Mortalitas / morbiditas

Toxoplasmosis merupakan penyebab yang umum dari imflamasi intraokular dan uveitis
posterior pada pasien imunokompeten di seluruh dunia.
Toxoplasmosis bertanggung jawab terhadap 30 50% dari semua kasus uveitis posterior di
Amerika serikat.
-

Ras / sex
Tidak ada predileksi rasial dari toxoplasmosis. Begitu pula dilihat dari segi jenis kelamin.

Usia

Prevalensi reaksi seropositif bertambah sesuai umur.
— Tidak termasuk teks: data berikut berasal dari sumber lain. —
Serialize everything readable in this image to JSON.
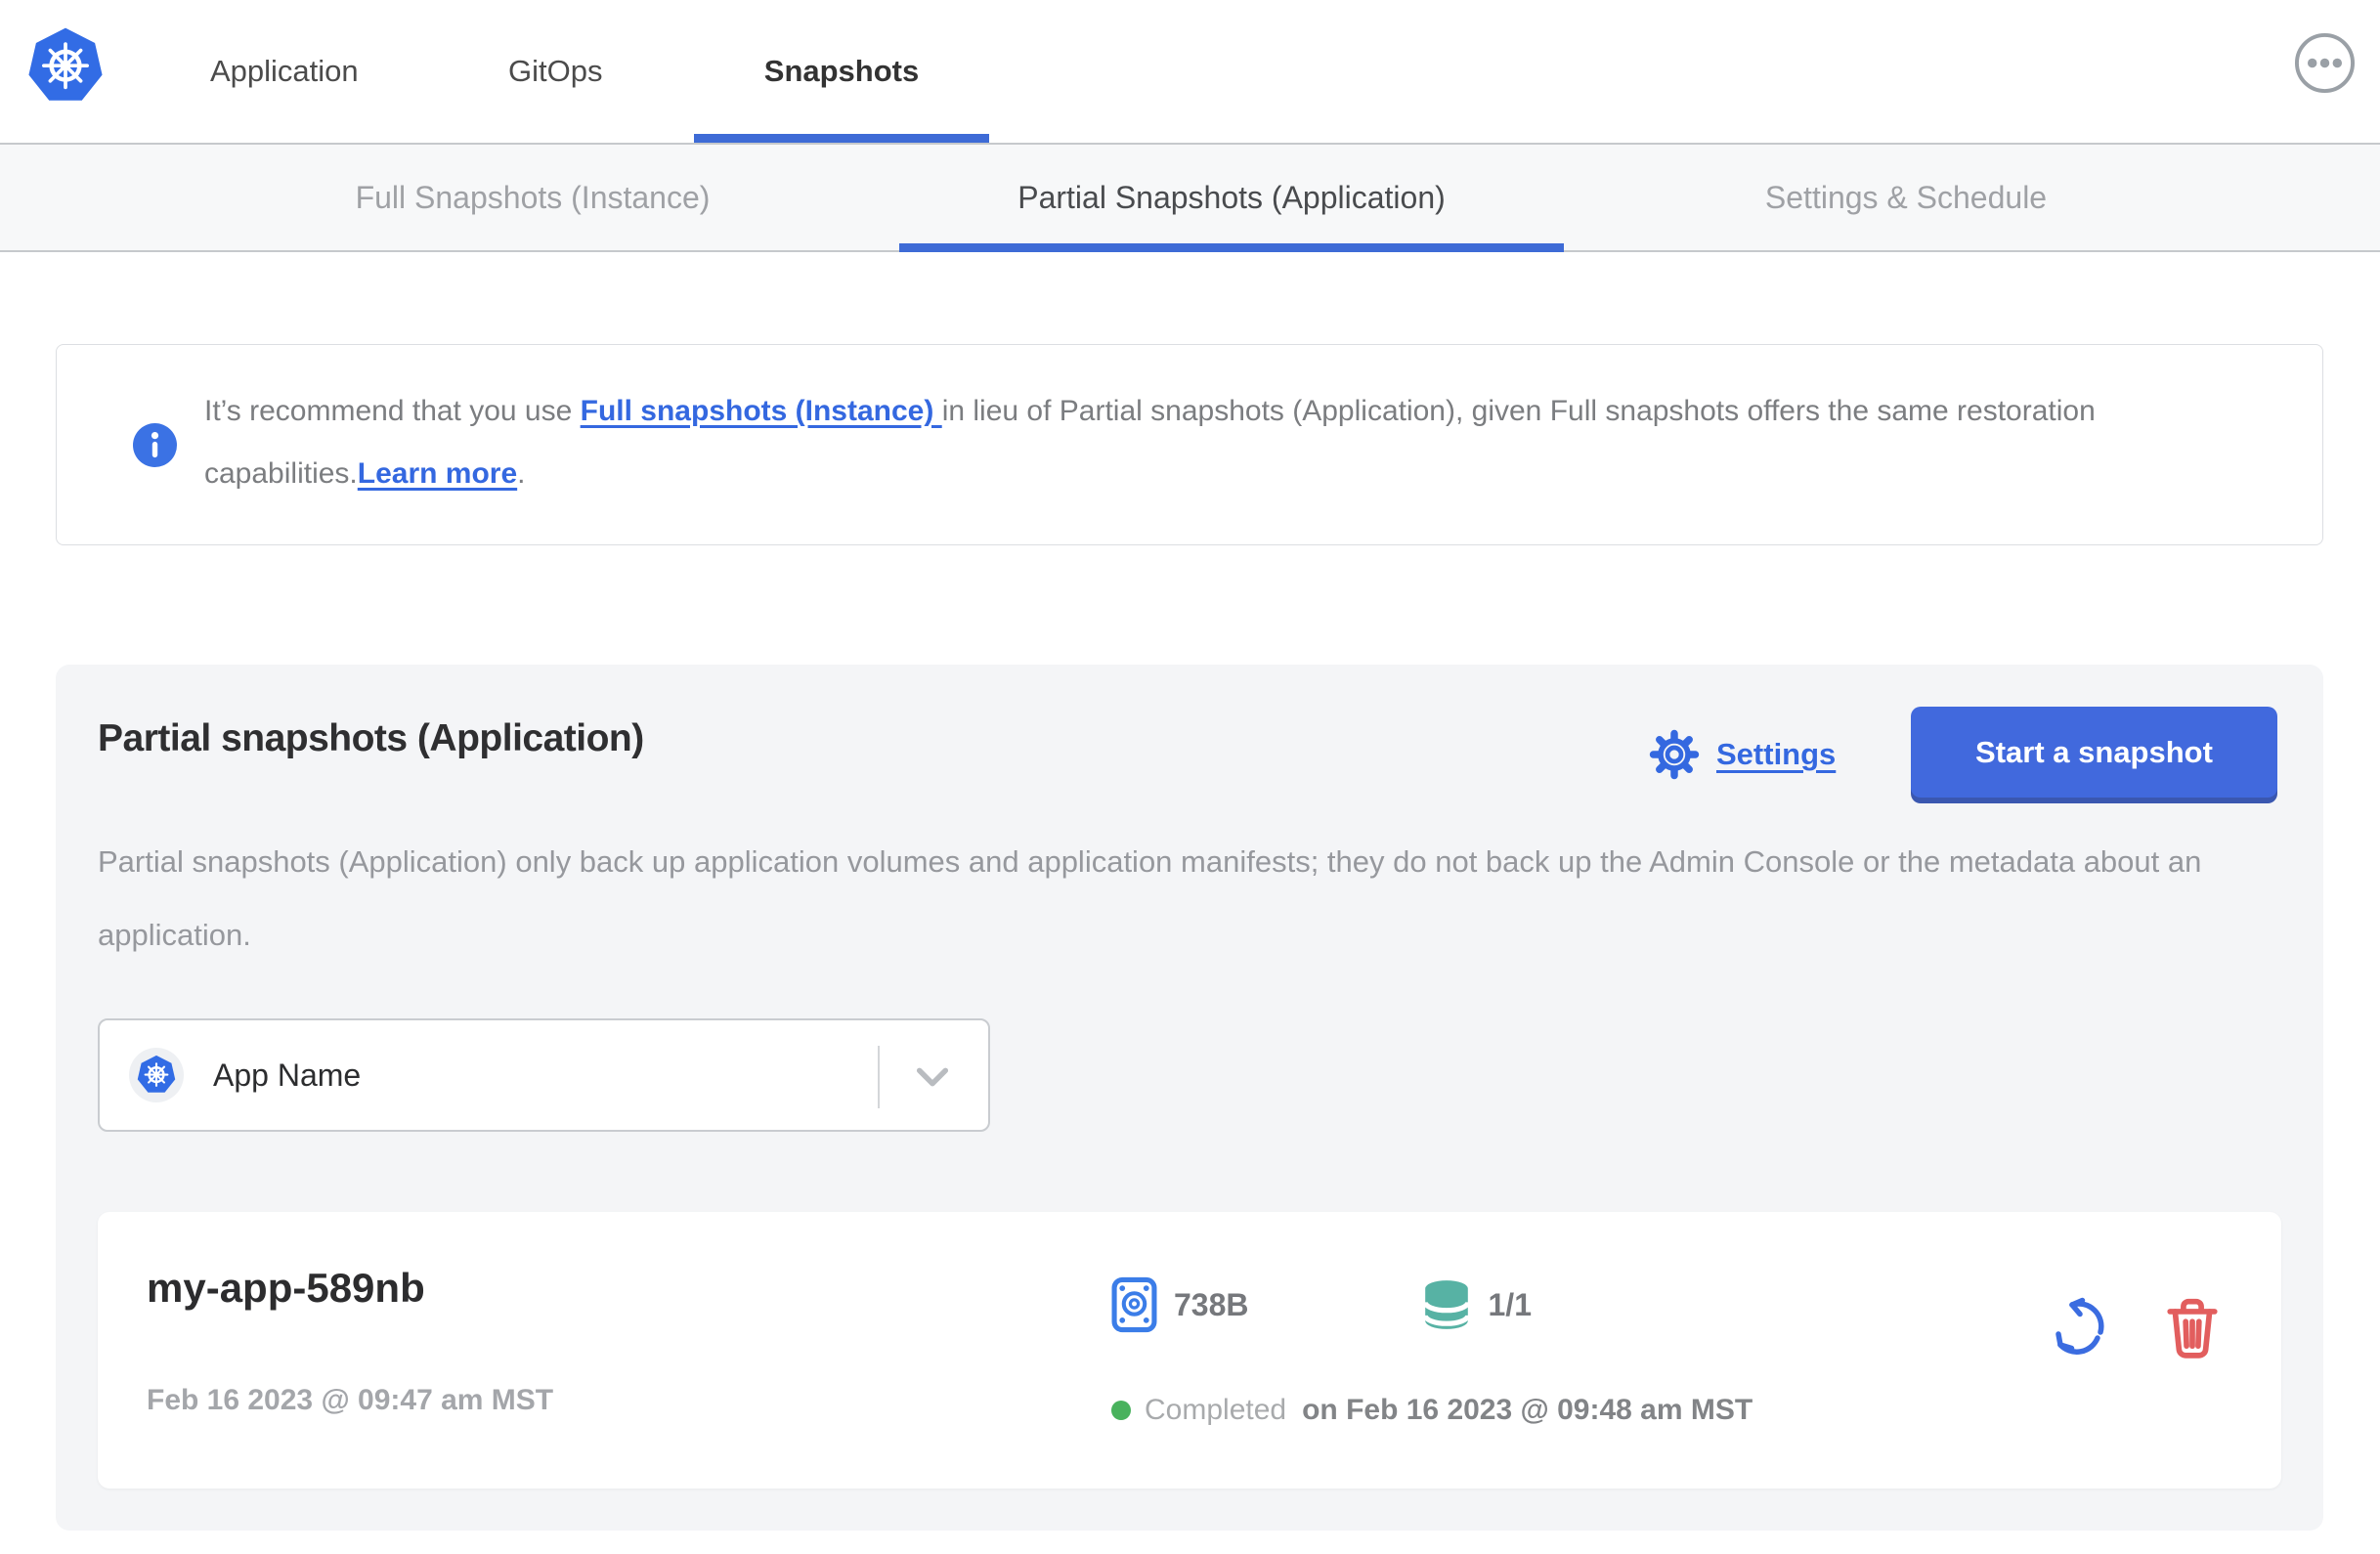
{
  "header": {
    "nav": [
      {
        "label": "Application",
        "active": false
      },
      {
        "label": "GitOps",
        "active": false
      },
      {
        "label": "Snapshots",
        "active": true
      }
    ]
  },
  "subnav": {
    "tabs": [
      {
        "label": "Full Snapshots (Instance)",
        "active": false
      },
      {
        "label": "Partial Snapshots (Application)",
        "active": true
      },
      {
        "label": "Settings & Schedule",
        "active": false
      }
    ]
  },
  "banner": {
    "text_before": "It’s recommend that you use ",
    "link_full_snapshots": "Full snapshots (Instance) ",
    "text_middle": "in lieu of Partial snapshots (Application), given Full snapshots offers the same restoration capabilities.",
    "link_learn_more": "Learn more",
    "text_after": "."
  },
  "main": {
    "title": "Partial snapshots (Application)",
    "settings_label": "Settings",
    "start_button_label": "Start a snapshot",
    "description": "Partial snapshots (Application) only back up application volumes and application manifests; they do not back up the Admin Console or the metadata about an application.",
    "app_selector": {
      "value": "App Name"
    }
  },
  "snapshot_row": {
    "name": "my-app-589nb",
    "created": "Feb 16 2023 @ 09:47 am MST",
    "size": "738B",
    "volumes": "1/1",
    "status": "Completed",
    "status_detail": "on Feb 16 2023 @ 09:48 am MST"
  },
  "icons": {
    "logo": "kubernetes-logo",
    "menu": "ellipsis-menu-icon",
    "info": "info-icon",
    "gear": "gear-icon",
    "chevron": "chevron-down-icon",
    "disk": "disk-icon",
    "database": "database-icon",
    "restore": "restore-icon",
    "trash": "trash-icon"
  },
  "colors": {
    "accent_blue": "#3e6bd6",
    "link_blue": "#3468e0",
    "button_blue": "#4169dd",
    "logo_blue": "#326ce5",
    "teal": "#57b2a4",
    "red": "#e25e5e",
    "green": "#49b25d",
    "card_bg": "#f4f5f7",
    "subnav_bg": "#f7f8f9"
  }
}
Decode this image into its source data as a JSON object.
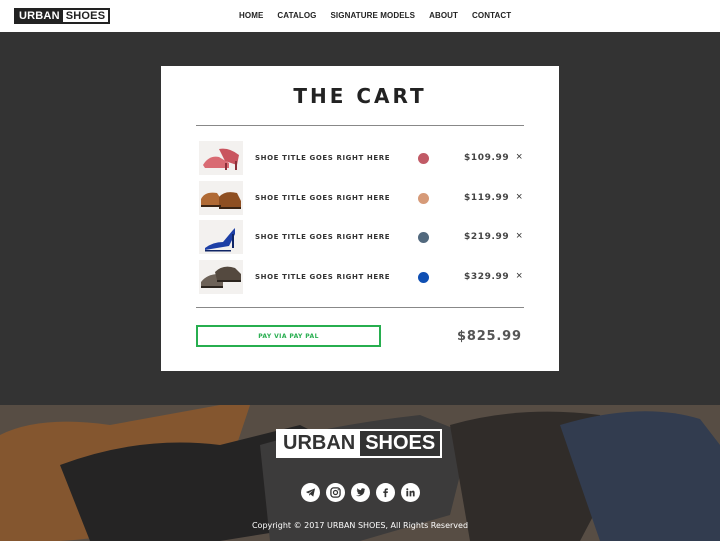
{
  "header": {
    "logo_part1": "URBAN",
    "logo_part2": "SHOES",
    "nav": [
      "HOME",
      "CATALOG",
      "SIGNATURE MODELS",
      "ABOUT",
      "CONTACT"
    ]
  },
  "cart": {
    "title": "THE CART",
    "items": [
      {
        "title": "SHOE TITLE GOES RIGHT HERE",
        "price": "$109.99",
        "color": "#c15a66",
        "thumb": "pink-pumps",
        "remove": "×"
      },
      {
        "title": "SHOE TITLE GOES RIGHT HERE",
        "price": "$119.99",
        "color": "#d69a78",
        "thumb": "brown-oxfords",
        "remove": "×"
      },
      {
        "title": "SHOE TITLE GOES RIGHT HERE",
        "price": "$219.99",
        "color": "#52697e",
        "thumb": "blue-pumps",
        "remove": "×"
      },
      {
        "title": "SHOE TITLE GOES RIGHT HERE",
        "price": "$329.99",
        "color": "#0f4fb3",
        "thumb": "grey-derbies",
        "remove": "×"
      }
    ],
    "pay_button": "PAY VIA PAY PAL",
    "total": "$825.99"
  },
  "footer": {
    "logo_part1": "URBAN",
    "logo_part2": "SHOES",
    "socials": [
      "telegram-icon",
      "instagram-icon",
      "twitter-icon",
      "facebook-icon",
      "linkedin-icon"
    ],
    "copyright": "Copyright © 2017 URBAN SHOES, All Rights Reserved"
  },
  "colors": {
    "accent_green": "#27ae4f",
    "dark_band": "#333333"
  }
}
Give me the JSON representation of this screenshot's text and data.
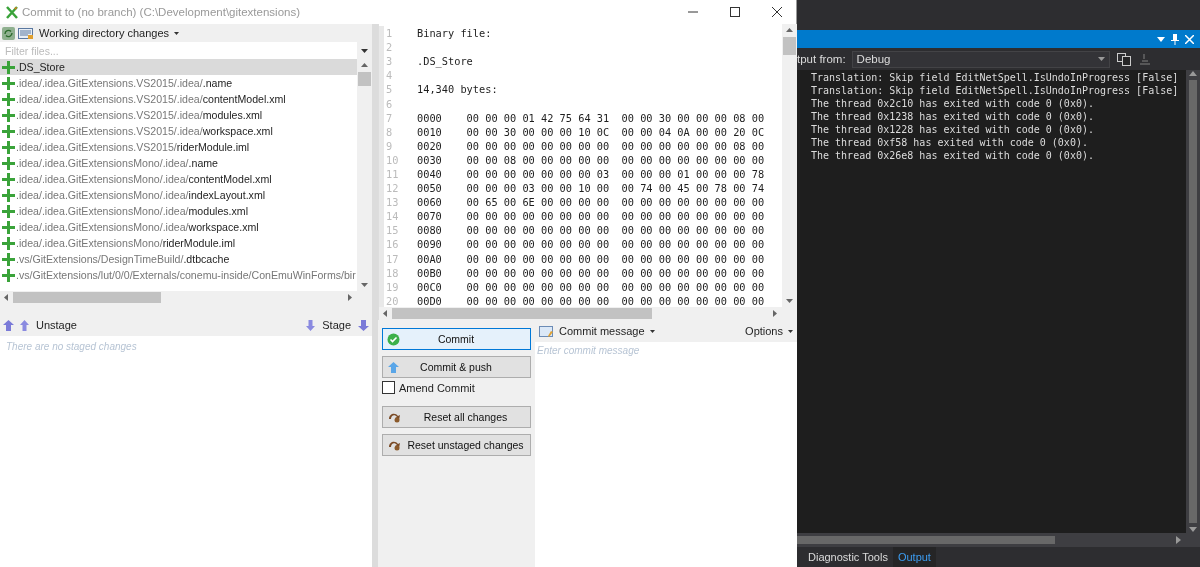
{
  "window": {
    "title": "Commit to (no branch) (C:\\Development\\gitextensions)"
  },
  "unstaged": {
    "view_label": "Working directory changes",
    "filter": {
      "placeholder": "Filter files..."
    },
    "files": [
      {
        "name": ".DS_Store",
        "selected": true
      },
      {
        "dir": ".idea/.idea.GitExtensions.VS2015/.idea/",
        "name": ".name",
        "selected": false
      },
      {
        "dir": ".idea/.idea.GitExtensions.VS2015/.idea/",
        "name": "contentModel.xml",
        "selected": false
      },
      {
        "dir": ".idea/.idea.GitExtensions.VS2015/.idea/",
        "name": "modules.xml",
        "selected": false
      },
      {
        "dir": ".idea/.idea.GitExtensions.VS2015/.idea/",
        "name": "workspace.xml",
        "selected": false
      },
      {
        "dir": ".idea/.idea.GitExtensions.VS2015/",
        "name": "riderModule.iml",
        "selected": false
      },
      {
        "dir": ".idea/.idea.GitExtensionsMono/.idea/",
        "name": ".name",
        "selected": false
      },
      {
        "dir": ".idea/.idea.GitExtensionsMono/.idea/",
        "name": "contentModel.xml",
        "selected": false
      },
      {
        "dir": ".idea/.idea.GitExtensionsMono/.idea/",
        "name": "indexLayout.xml",
        "selected": false
      },
      {
        "dir": ".idea/.idea.GitExtensionsMono/.idea/",
        "name": "modules.xml",
        "selected": false
      },
      {
        "dir": ".idea/.idea.GitExtensionsMono/.idea/",
        "name": "workspace.xml",
        "selected": false
      },
      {
        "dir": ".idea/.idea.GitExtensionsMono/",
        "name": "riderModule.iml",
        "selected": false
      },
      {
        "dir": ".vs/GitExtensions/DesignTimeBuild/",
        "name": ".dtbcache",
        "selected": false
      },
      {
        "dir": ".vs/GitExtensions/lut/0/0/Externals/conemu-inside/ConEmuWinForms/bir",
        "selected": false
      }
    ]
  },
  "staged": {
    "unstage_label": "Unstage",
    "stage_label": "Stage",
    "empty_text": "There are no staged changes"
  },
  "diff": {
    "lines": [
      {
        "number": "1",
        "text": "Binary file:"
      },
      {
        "number": "2"
      },
      {
        "number": "3",
        "text": ".DS_Store"
      },
      {
        "number": "4"
      },
      {
        "number": "5",
        "text": "14,340 bytes:"
      },
      {
        "number": "6"
      },
      {
        "number": "7",
        "text": "0000    00 00 00 01 42 75 64 31  00 00 30 00 00 00 08 00"
      },
      {
        "number": "8",
        "text": "0010    00 00 30 00 00 00 10 0C  00 00 04 0A 00 00 20 0C"
      },
      {
        "number": "9",
        "text": "0020    00 00 00 00 00 00 00 00  00 00 00 00 00 00 08 00"
      },
      {
        "number": "10",
        "text": "0030    00 00 08 00 00 00 00 00  00 00 00 00 00 00 00 00"
      },
      {
        "number": "11",
        "text": "0040    00 00 00 00 00 00 00 03  00 00 00 01 00 00 00 78"
      },
      {
        "number": "12",
        "text": "0050    00 00 00 03 00 00 10 00  00 74 00 45 00 78 00 74"
      },
      {
        "number": "13",
        "text": "0060    00 65 00 6E 00 00 00 00  00 00 00 00 00 00 00 00"
      },
      {
        "number": "14",
        "text": "0070    00 00 00 00 00 00 00 00  00 00 00 00 00 00 00 00"
      },
      {
        "number": "15",
        "text": "0080    00 00 00 00 00 00 00 00  00 00 00 00 00 00 00 00"
      },
      {
        "number": "16",
        "text": "0090    00 00 00 00 00 00 00 00  00 00 00 00 00 00 00 00"
      },
      {
        "number": "17",
        "text": "00A0    00 00 00 00 00 00 00 00  00 00 00 00 00 00 00 00"
      },
      {
        "number": "18",
        "text": "00B0    00 00 00 00 00 00 00 00  00 00 00 00 00 00 00 00"
      },
      {
        "number": "19",
        "text": "00C0    00 00 00 00 00 00 00 00  00 00 00 00 00 00 00 00"
      },
      {
        "number": "20",
        "text": "00D0    00 00 00 00 00 00 00 00  00 00 00 00 00 00 00 00"
      }
    ]
  },
  "actions": {
    "buttons": [
      {
        "label": "Commit",
        "kind": "commit",
        "focused": true
      },
      {
        "label": "Commit & push",
        "kind": "push",
        "focused": false
      }
    ],
    "amend": {
      "label": "Amend Commit",
      "checked": false
    },
    "reset_buttons": [
      {
        "label": "Reset all changes"
      },
      {
        "label": "Reset unstaged changes"
      }
    ]
  },
  "commit_message": {
    "label": "Commit message",
    "options_label": "Options",
    "placeholder": "Enter commit message"
  },
  "output_pane": {
    "source_label": "tput from:",
    "source": "Debug",
    "lines": [
      "Translation: Skip field EditNetSpell.IsUndoInProgress [False]",
      "Translation: Skip field EditNetSpell.IsUndoInProgress [False]",
      "The thread 0x2c10 has exited with code 0 (0x0).",
      "The thread 0x1238 has exited with code 0 (0x0).",
      "The thread 0x1228 has exited with code 0 (0x0).",
      "The thread 0xf58 has exited with code 0 (0x0).",
      "The thread 0x26e8 has exited with code 0 (0x0)."
    ],
    "tabs": [
      {
        "label": "Diagnostic Tools",
        "selected": false
      },
      {
        "label": "Output",
        "selected": true
      }
    ]
  }
}
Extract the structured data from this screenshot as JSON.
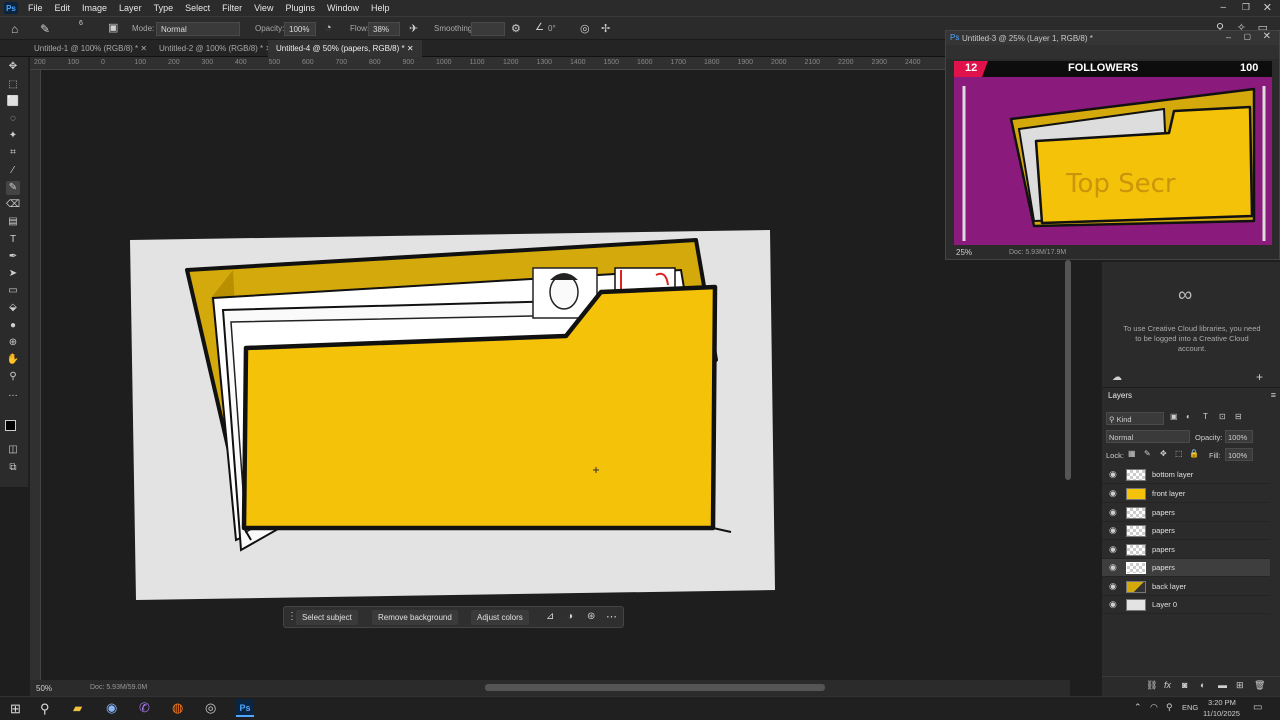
{
  "menu": [
    "File",
    "Edit",
    "Image",
    "Layer",
    "Type",
    "Select",
    "Filter",
    "View",
    "Plugins",
    "Window",
    "Help"
  ],
  "app_logo": "Ps",
  "options": {
    "mode_label": "Mode:",
    "mode_value": "Normal",
    "opacity_label": "Opacity:",
    "opacity_value": "100%",
    "flow_label": "Flow:",
    "flow_value": "38%",
    "smoothing_label": "Smoothing:",
    "angle_value": "0°",
    "brush_size": "6"
  },
  "tabs": [
    {
      "label": "Untitled-1 @ 100% (RGB/8) *"
    },
    {
      "label": "Untitled-2 @ 100% (RGB/8) *"
    },
    {
      "label": "Untitled-4 @ 50% (papers, RGB/8) *"
    }
  ],
  "ruler_top": [
    "200",
    "100",
    "0",
    "100",
    "200",
    "300",
    "400",
    "500",
    "600",
    "700",
    "800",
    "900",
    "1000",
    "1100",
    "1200",
    "1300",
    "1400",
    "1500",
    "1600",
    "1700",
    "1800",
    "1900",
    "2000",
    "2100",
    "2200",
    "2300",
    "2400"
  ],
  "context_bar": {
    "select_subject": "Select subject",
    "remove_background": "Remove background",
    "adjust_colors": "Adjust colors"
  },
  "status": {
    "zoom": "50%",
    "doc": "Doc: 5.93M/59.0M"
  },
  "float_window": {
    "title": "Untitled-3 @ 25% (Layer 1, RGB/8) *",
    "banner_left": "12",
    "banner_mid": "FOLLOWERS",
    "banner_right": "100",
    "stamp": "Top Secr",
    "zoom": "25%",
    "doc": "Doc: 5.93M/17.9M"
  },
  "cc_panel": {
    "message": "To use Creative Cloud libraries, you need to be logged into a Creative Cloud account."
  },
  "layers_panel": {
    "title": "Layers",
    "filter": "Kind",
    "blend": "Normal",
    "opacity_label": "Opacity:",
    "opacity": "100%",
    "lock_label": "Lock:",
    "fill_label": "Fill:",
    "fill": "100%",
    "items": [
      {
        "name": "bottom layer",
        "thumb": "checker"
      },
      {
        "name": "front layer",
        "thumb": "yellow"
      },
      {
        "name": "papers",
        "thumb": "checker"
      },
      {
        "name": "papers",
        "thumb": "checker"
      },
      {
        "name": "papers",
        "thumb": "checker"
      },
      {
        "name": "papers",
        "thumb": "checker",
        "selected": true
      },
      {
        "name": "back layer",
        "thumb": "folder"
      },
      {
        "name": "Layer 0",
        "thumb": "light"
      }
    ]
  },
  "taskbar": {
    "lang": "ENG",
    "time": "3:20 PM",
    "date": "11/10/2025"
  },
  "colors": {
    "accent": "#f5c20a",
    "panel": "#2b2b2b",
    "canvas_bg": "#e3e3e3",
    "purple": "#8a1b7d"
  }
}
Di Amerika serikat, 5 30 %


individu usia dua puluh tahunan dan 10 67% individu berumur lebih dari lima puluh tahun
memiliki antibodi antitoxoplasma.
Okular toxoplasmosis telah dilaporkan paling banyak bermanifestasi pada individu
berusia 20 40 tahun.

ETIOLOGI
Kongenital toksoplasmosis
Ketika wanita dengan pertahanan tubuh yang lemah terinfeksi saat kehamilan, terjadi
tranmisi transplacenta dari T. gondii kepada fetus dan menyebabkan terjadinya congenital
toksoplasmosis
Toksoplamosis didapat
o Memakan kista jaringan yang berasal dari daging sapi, daging kambing, atau
daging babi yang mentah atau setengah matang.
o Memakan ookista yang berasal dari susu, air, atau sayuran.
o Menghirup ookista
o Transfuse darah yang terkontaminasi, transplantasi organ, dan inokulasi yang tidak
disengaja saat berada di laboratorium

PATOFISIOLOGI
Toxoplasma gondii terdapat dalam 3 bentuk yaitu bentuk trofozoit, kista, dan Ookista.
Trofozoit berbentuk oval dengan ukuran 3 7 um, dapat menginvasi semua sel mamalia yang
memiliki inti sel. Dapat ditemukan dalam jaringan selama masa akut dari infeksi. Bila infeksi
menjadi kronis trofozoit dalam jaringan akan membelah secara lambat dan disebut bradizoit.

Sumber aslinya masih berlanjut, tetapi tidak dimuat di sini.